Notre travail, camarades, est très lent ; bien qu'il se fasse en de vastes cadres, il est encore très partiel ; nos méthodes sont nécessairement “ prosaïques ” : bilans et calculs, impôt en nature, exportation des blés... Nous faisons tout cela pas à pas, construisant l'édifice brique à brique... N'y a-t-il pas danger que notre Parti ne dégénère dans ces méticuleuses préoccupations ? Nous ne pourrions tolérer cette dégénérescence, pas plus que nous ne pourrions admettre, même au moindre degré, une rupture de l'unité effective ; car si la période actuelle doit être difficile et doit durer longtemps, elle ne durera pas toujours. Peut-être même pas si longtemps que cela.

Une explosion révolutionnaire de grande étendue, comme le serait le début d'une révolution européenne, peut venir beaucoup plus tôt qu'on ne le croit souvent parmi nous.

Si, des leçons stratégiques de Lénine, nous devons retenir particulièrement quelque chose, c'est bien ce qu'il appelle la politique des grands tournants : aujourd'hui sur les barricades, demain, dans l'étable de la III° Douma d'Etat ; aujourd'hui, l'on fait appel à la révolution mondiale, à un Octobre mondial ; demain, on accepte des pourparlers avec Kühlmann et Czernin, on signe l'infâme paix de Brest-Litovsk. Les circonstances ont changé, ou bien nous les avons autrement évaluées   nous marchons vers l'Ouest, sur Varsovie... Nous sommes obligés d'apprécier autrement la situation   et c'est la paix de Riga  , une paix que l'on peut aussi appeler infâme, vous le savez assez...

Ensuite, c'est le travail opiniâtre, brique à brique, c'est l'économie, c'est la réduction des postes de fonctionnaires, c'est une grande vérification : a-t-on besoin de cinq téléphonistes ou de trois ? Si trois suffisent, qu'on ne se permette pas d'en placer cinq, car cela coûterait au moujik quelques pouds de blé inutilement dépensés ! C'est le travail quotidien, minutieux, méticuleux...

Mais regardez là-bas, dans la Ruhr, n'est-ce pas une première flamme de révolution qui monte ? La révolution nous trouverait-elle transformés, dégénérés ?

Non, camarades, non ! Nous ne changeons point de nature ; nous modifions nos méthodes et nos procédés ; mais la conservation révolutionnaire du Parti continue à primer pour nous toutes les autres questions.

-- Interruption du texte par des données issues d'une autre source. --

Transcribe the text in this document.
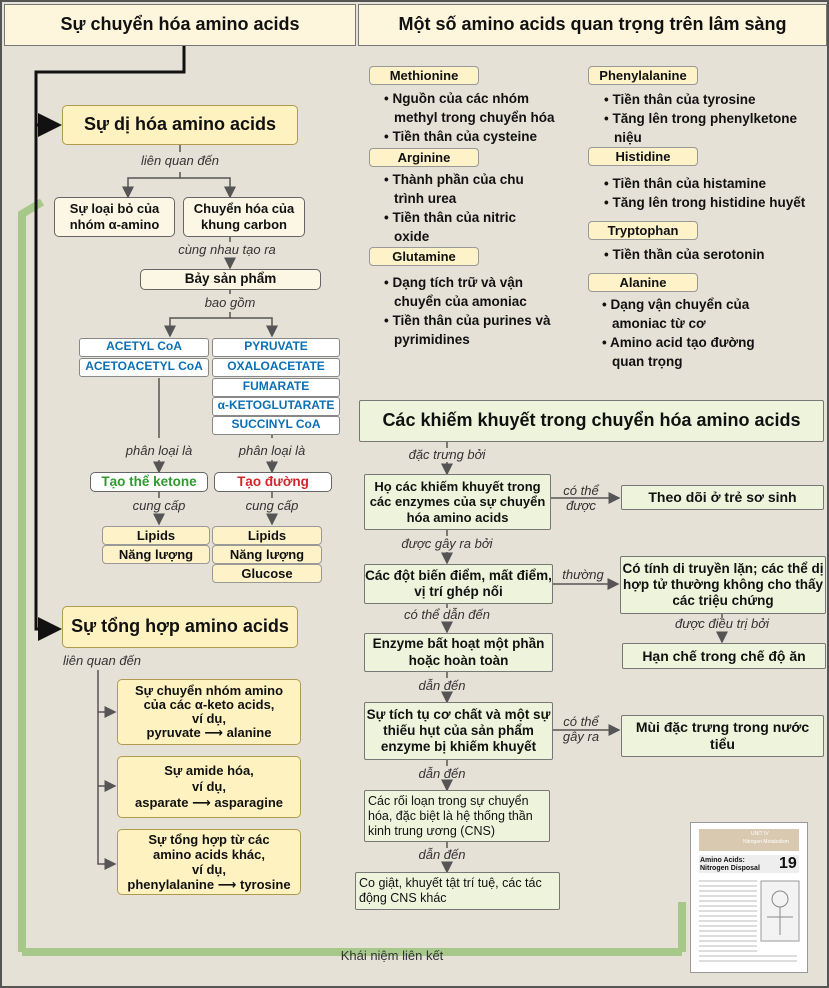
Sự chuyển hóa amino acids	Một số amino acids quan trọng trên lâm sàng
Sự dị hóa amino acids
liên quan đến
Sự loại bỏ của
nhóm α-amino
Chuyển hóa của
khung carbon
cùng nhau tạo ra
Bảy sản phẩm
bao gồm
ACETYL CoA
ACETOACETYL CoA
PYRUVATE
OXALOACETATE
FUMARATE
α-KETOGLUTARATE
SUCCINYL CoA
phân loại là	phân loại là
Tạo thể ketone	Tạo đường
cung cấp	cung cấp
Lipids
Năng lượng
Lipids
Năng lượng
Glucose
Sự tổng hợp amino acids
liên quan đến
Sự chuyển nhóm amino
của các α-keto acids,
ví dụ,
pyruvate ⟶ alanine
Sự amide hóa,
ví dụ,
asparate ⟶ asparagine
Sự tổng hợp từ các
amino acids khác,
ví dụ,
phenylalanine ⟶ tyrosine
Khái niệm liên kết
Methionine
• Nguồn của các nhóm methyl trong chuyển hóa
• Tiền thân của cysteine
Arginine
• Thành phần của chu trình urea
• Tiền thân của nitric oxide
Glutamine
• Dạng tích trữ và vận chuyển của amoniac
• Tiền thân của purines và pyrimidines
Phenylalanine
• Tiền thân của tyrosine
• Tăng lên trong phenylketone niệu
Histidine
• Tiền thân của histamine
• Tăng lên trong histidine huyết
Tryptophan
• Tiền thần của serotonin
Alanine
• Dạng vận chuyển của amoniac từ cơ
• Amino acid tạo đường quan trọng
Các khiếm khuyết trong chuyển hóa amino acids
đặc trưng bởi
Họ các khiếm khuyết trong các enzymes của sự chuyển hóa amino acids
có thể được
Theo dõi ở trẻ sơ sinh
được gây ra bởi
Các đột biến điểm, mất điểm, vị trí ghép nối
thường	Có tính di truyền lặn; các thể dị hợp tử thường không cho thấy các triệu chứng
được điều trị bởi
Hạn chế trong chế độ ăn
có thể dẫn đến
Enzyme bất hoạt một phần hoặc hoàn toàn
dẫn đến
Sự tích tụ cơ chất và một sự thiếu hụt của sản phẩm enzyme bị khiếm khuyết
có thể gây ra
Mùi đặc trưng trong nước tiểu
dẫn đến
Các rối loạn trong sự chuyển hóa, đặc biệt là hệ thống thần kinh trung ương (CNS)
dẫn đến
Co giật, khuyết tật trí tuệ, các tác động CNS khác
UNIT IV
Nitrogen Metabolism
Amino Acids:
Nitrogen Disposal 19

Nous apprenons à établir un bilan, mais en même temps, nous suivons d'un œil perspicace ce qui se fait en Occident et en Orient, et les événements ne nous prendront pas à l'improviste. Par l'épuration et l'élargissement de notre base prolétarienne, nous nous affermissons... Nous acceptons un compromis avec la paysannerie et la petite-bourgeoisie, nous tolérons les gens de la N.E.P., mais nous n'acceptons dans le Parti ni ceux de la N.E.P., ni les petits-bourgeois ; par l'acide sulfurique, par le fer chauffé à blanc, nous les éliminerions de notre Parti s'il le fallait. (Applaudissements.)

Et au XII° Congrès, le premier depuis Octobre qui se sera tenu sans la participation de Vladimir Ilitch, un des très rares Congrès dans l'histoire de notre Parti où il ne se sera pas trouvé, nous nous dirons les uns aux autres, nous graverons parmi les commandements inscrits dans notre conscience : ne t'immobilise pas dans la routine ; rappelle-toi l'art des brusques tournants ; manœuvre, mais sans te disperser ; conclus des accords avec des alliés temporaires ou durables, mais ne permets pas à ton allié de s'introduire subrepticement dans le Parti ; reste ce que tu étais, l'avant-garde de la révolution mondiale.

Et si le tocsin retentit en Occident   et il retentira  , nous pourrons être alors enfoncés jusqu'au cou dans nos calculs, dans nos bilans, dans la N.E.P., mais nous répondrons à l'appel sans hésitation et sans retard : nous sommes révolutionnaires de la tête aux pieds, nous l'avons été, nous le resterons jusqu'au bout. (Tempête d'applaudissements, toute l'assistance se lève pour acclamer ces paroles.)